White River Railroad

Overview
- Headquarters: Muskegon, Grand Rapids and Boston
- Locale: Newaygo County, Michigan and Lake County, Michigan
- Dates of operation: 1879–1884
- Successor: Chicago & West Michigan

Technical
- Track gauge: 4 ft 8+1⁄2 in (1,435 mm) standard gauge
- Length: 29.86 miles (48.06 km)

= White River Railroad (Michigan) =

Railroad in Michigan

The White River Railroad was a wholly owned subsidiary of the Chicago and West Michigan Railroad incorporated on November 13, 1879, for the purpose of constructing a rail link north from the C&WM's line at White Cloud to the Flint and Pere Marquette Railroad's main line (Ludington-Monroe) at Baldwin, and to exploit the ample timber resources of the White River area. On April 1, 1880, the White River opened a 13 mi line from White Cloud north to Merrill Township, in Newaygo County. (Note: It is unclear precisely where the line stopped. Sources suggest the following candidates: Troy, Mud Lake and Crooked Lake. As of 2008 there remains a railway line between White Cloud and Baldwin, which by a map of the Pere Marquette from 1921 demonstrably passes through Ramona and Bitely. This must be the line built by the White River, but the only named location that distance from White Cloud is Woodland Park, which lies on the shores of two small lakes: Woodland Lake and East Lake.) In 1881 the line was extended a further 4 mi to what would become Bitely in 1889. (Note: The Michigan Railroad Commission's report from 1883 indicates this as New Troy, but there is no New Troy in Newaygo County. The 1885 report calls it "West Troy." Bitely is the correct distance from White Cloud. Meints is silent on the extension, while Ivey repeats the "New Troy" claim. The most likely explanation is that "New Troy" was renamed.) In either late 1883 or no later than February 7, 1884, the White River completed the line all the way to Baldwin, for a total length of 29.86 mi. (Note: Ivey claims 1883, but the Annual Report for that year gives the White River's mileage as 17 miles, the same as the year before. In 1884 the C&WM bought the White River outright, and its Annual Report for that year reflects a total mileage of 29.86 miles.)

On the completion of the first segment of the line in 1880 the C&WM had leased the White River for a period of 999 years (effectively in perpetuity). When in 1881 the C&WM reorganized as the Chicago and West Michigan Railway this arrangement continued. The annual reports filed to the Michigan Railroad Commission listed the White River's trackage with the C&WM; under the White River's own report appeared the banner "Controlled and Operated by the Chicago & West Michigan Railway Company." Finally, on February 7, 1884, the C&WM bought the White River, and it ceased to exist as an independent company.

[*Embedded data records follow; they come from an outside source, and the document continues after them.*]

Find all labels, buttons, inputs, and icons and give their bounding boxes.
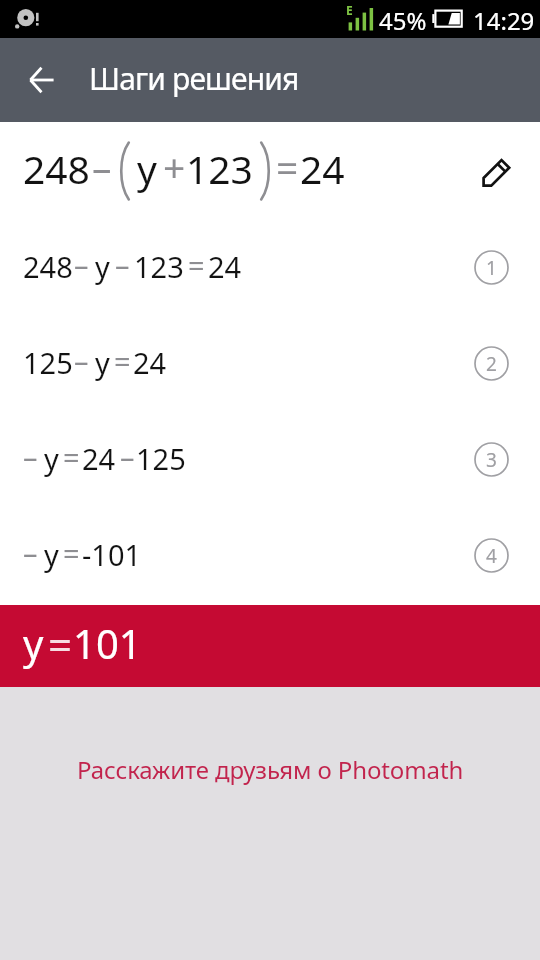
- button[interactable]: Edit: [468, 141, 528, 201]
- staticText: 24: [82, 439, 116, 478]
- staticText: –: [23, 533, 38, 572]
- staticText: E: [346, 2, 353, 18]
- staticText: =: [63, 437, 80, 476]
- button[interactable]: –: [0, 507, 540, 603]
- staticText: 24: [208, 247, 242, 286]
- staticText: 123: [186, 142, 253, 195]
- staticText: y: [137, 142, 157, 195]
- button[interactable]: –: [0, 411, 540, 507]
- staticText: 1: [486, 255, 497, 281]
- staticText: y: [44, 439, 59, 478]
- staticText: y: [95, 343, 110, 382]
- staticText: y: [95, 247, 110, 286]
- staticText: 3: [486, 447, 497, 473]
- button[interactable]: Back: [0, 38, 84, 122]
- staticText: –: [115, 245, 130, 284]
- staticText: y: [23, 616, 44, 670]
- staticText: –: [74, 245, 89, 284]
- staticText: =: [48, 615, 73, 672]
- staticText: =: [114, 341, 131, 380]
- staticText: +: [163, 140, 186, 193]
- staticText: 2: [486, 351, 497, 377]
- staticText: 24: [300, 142, 345, 195]
- staticText: 248: [23, 247, 73, 286]
- staticText: –: [74, 341, 89, 380]
- staticText: Расскажите друзьям о Photomath: [77, 753, 464, 786]
- staticText: 125: [23, 343, 73, 382]
- button[interactable]: 125: [0, 315, 540, 411]
- staticText: 125: [136, 439, 186, 478]
- button[interactable]: Расскажите друзьям о Photomath: [77, 753, 464, 786]
- staticText: =: [276, 140, 299, 193]
- staticText: –: [23, 437, 38, 476]
- staticText: =: [188, 245, 205, 284]
- staticText: 101: [73, 616, 142, 670]
- staticText: 45%: [379, 4, 427, 37]
- staticText: 248: [23, 142, 90, 195]
- staticText: –: [120, 437, 135, 476]
- staticText: y: [44, 535, 59, 574]
- staticText: 4: [486, 543, 497, 569]
- staticText: -101: [82, 535, 142, 574]
- button[interactable]: 248: [0, 219, 540, 315]
- staticText: Шаги решения: [89, 58, 299, 99]
- staticText: 14:29: [473, 4, 535, 37]
- staticText: 123: [134, 247, 184, 286]
- staticText: =: [63, 533, 80, 572]
- staticText: –: [92, 140, 112, 193]
- staticText: 24: [133, 343, 167, 382]
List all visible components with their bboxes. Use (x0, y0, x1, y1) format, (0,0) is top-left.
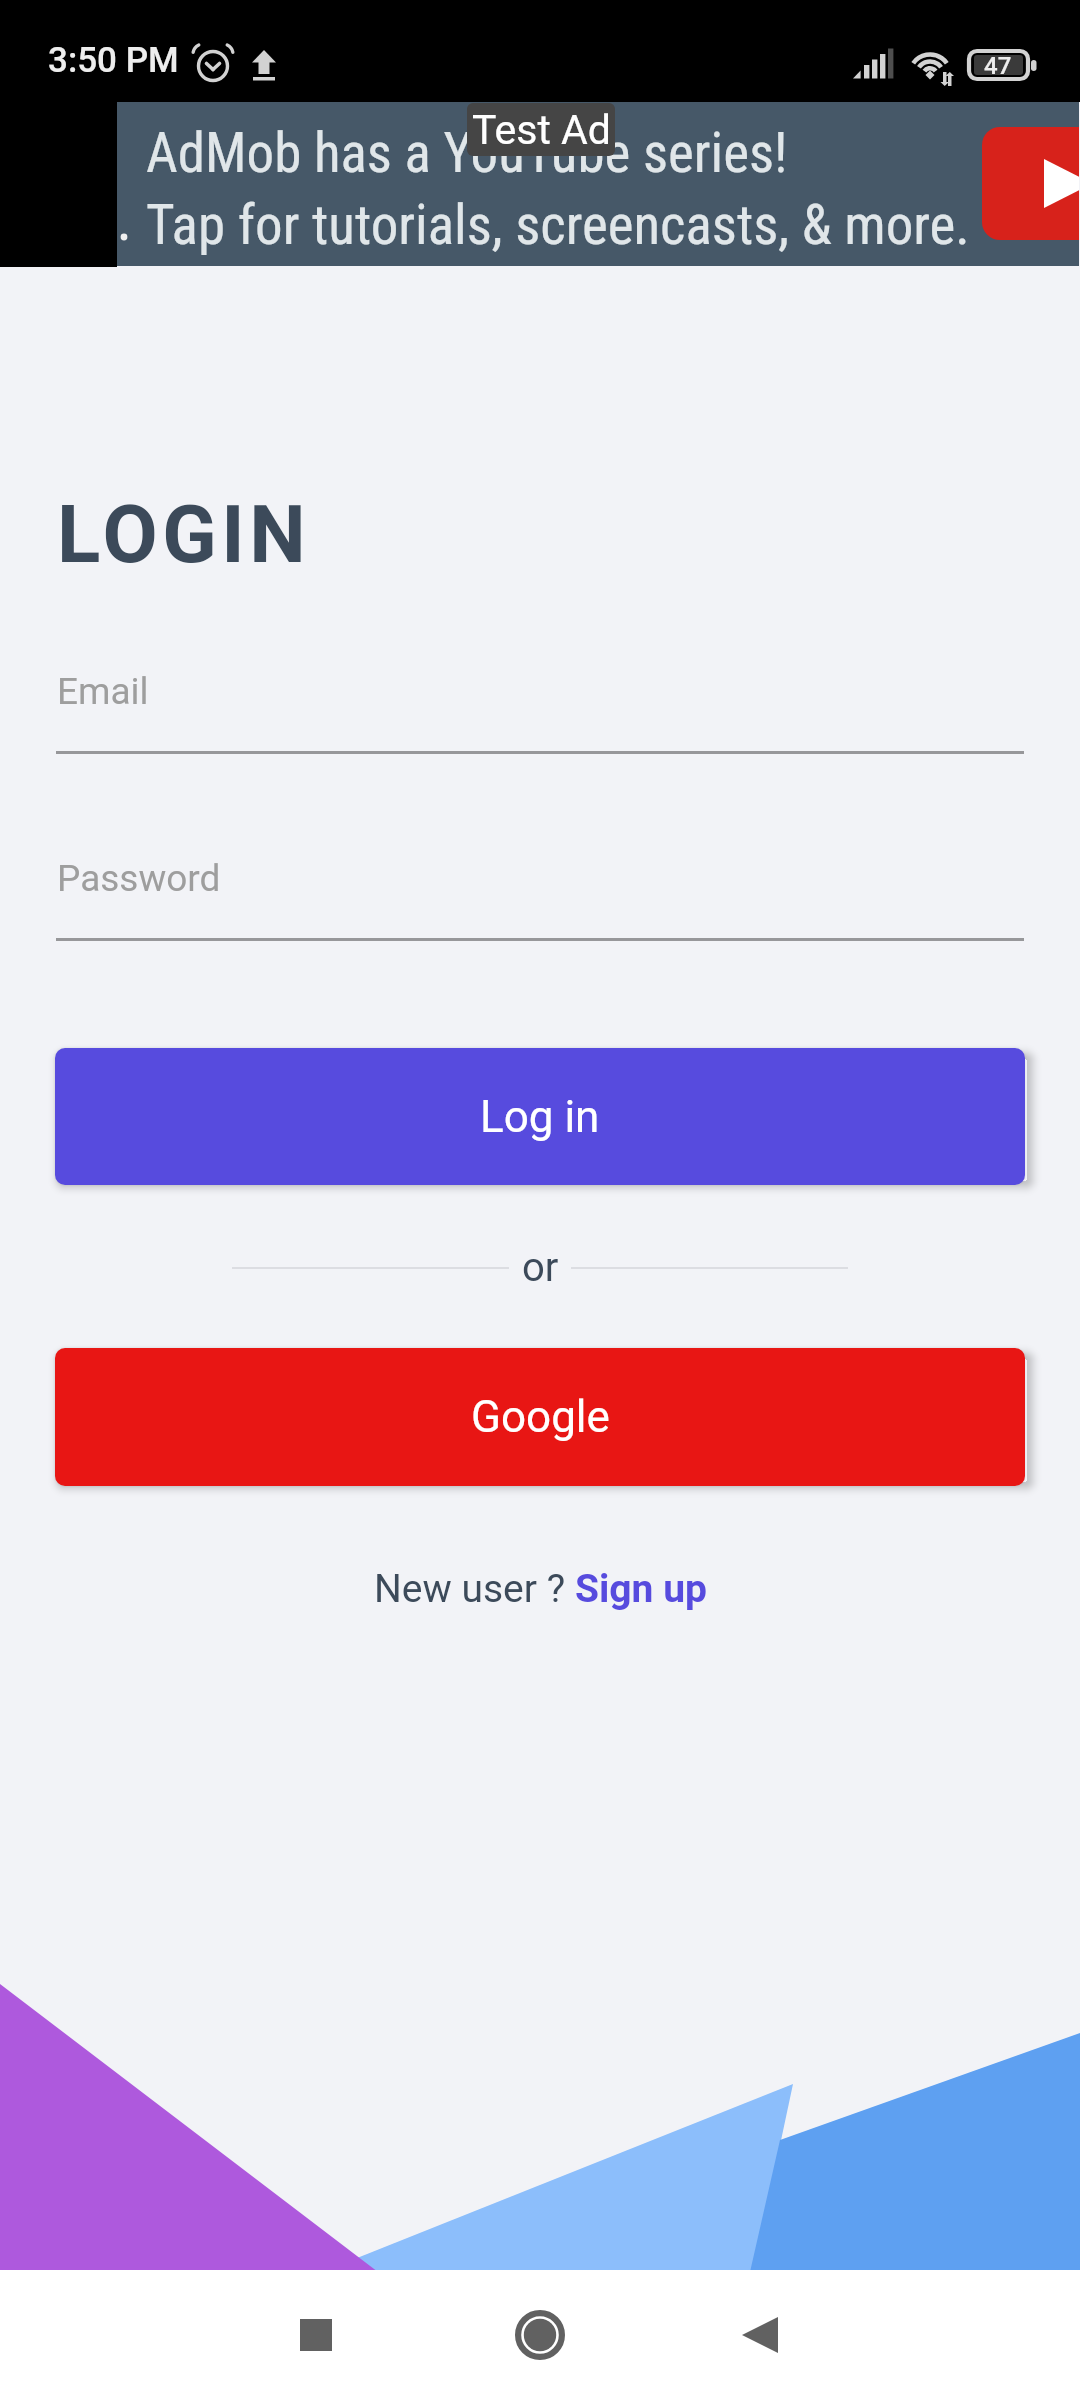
staticText: or (522, 1244, 559, 1291)
button[interactable]: Log in (55, 1048, 1025, 1185)
button[interactable]: Google (55, 1348, 1025, 1486)
staticText: Log in (480, 1091, 600, 1143)
staticText: AdMob has a YouTube series! (146, 121, 788, 185)
staticText: New user ? (374, 1566, 575, 1612)
staticText: Test Ad (472, 106, 611, 154)
button[interactable]: Recent apps (270, 2289, 362, 2381)
staticText: Google (471, 1391, 610, 1443)
button[interactable]: Home (494, 2289, 586, 2381)
staticText: 47 (984, 52, 1012, 80)
staticText: 3:50 PM (48, 40, 179, 81)
button[interactable]: Back (714, 2289, 806, 2381)
staticText: Email (57, 670, 149, 713)
staticText: Password (57, 857, 221, 900)
button[interactable]: New user ? (374, 1566, 707, 1612)
staticText: Sign up (575, 1566, 707, 1612)
staticText: Tap for tutorials, screencasts, & more. (146, 193, 970, 257)
button[interactable]: Password (56, 857, 1024, 941)
button[interactable]: AdMob has a YouTube series! (117, 102, 1079, 266)
staticText: LOGIN (57, 488, 311, 582)
button[interactable]: Email (56, 670, 1024, 754)
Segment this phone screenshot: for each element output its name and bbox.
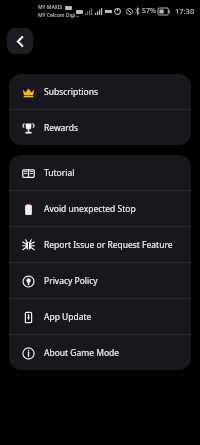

During its short operating history the White River turned a profit, due in large part to lumber revenues; the company issued a dividend in 1882 and never floated a bond, which was unusual for a construction railroad.

The White Cloud-Baldwin line survived the cutbacks of the 20th century and as of 2011 is operated by Marquette Rail, a short-line railroad which leased CSX Transportation's Ludington and Manistee Subdivisions on November 12, 2005. Among other commodities, the Marquette Rail hauls paperboard, continuing the White River's old purpose as a lumber road.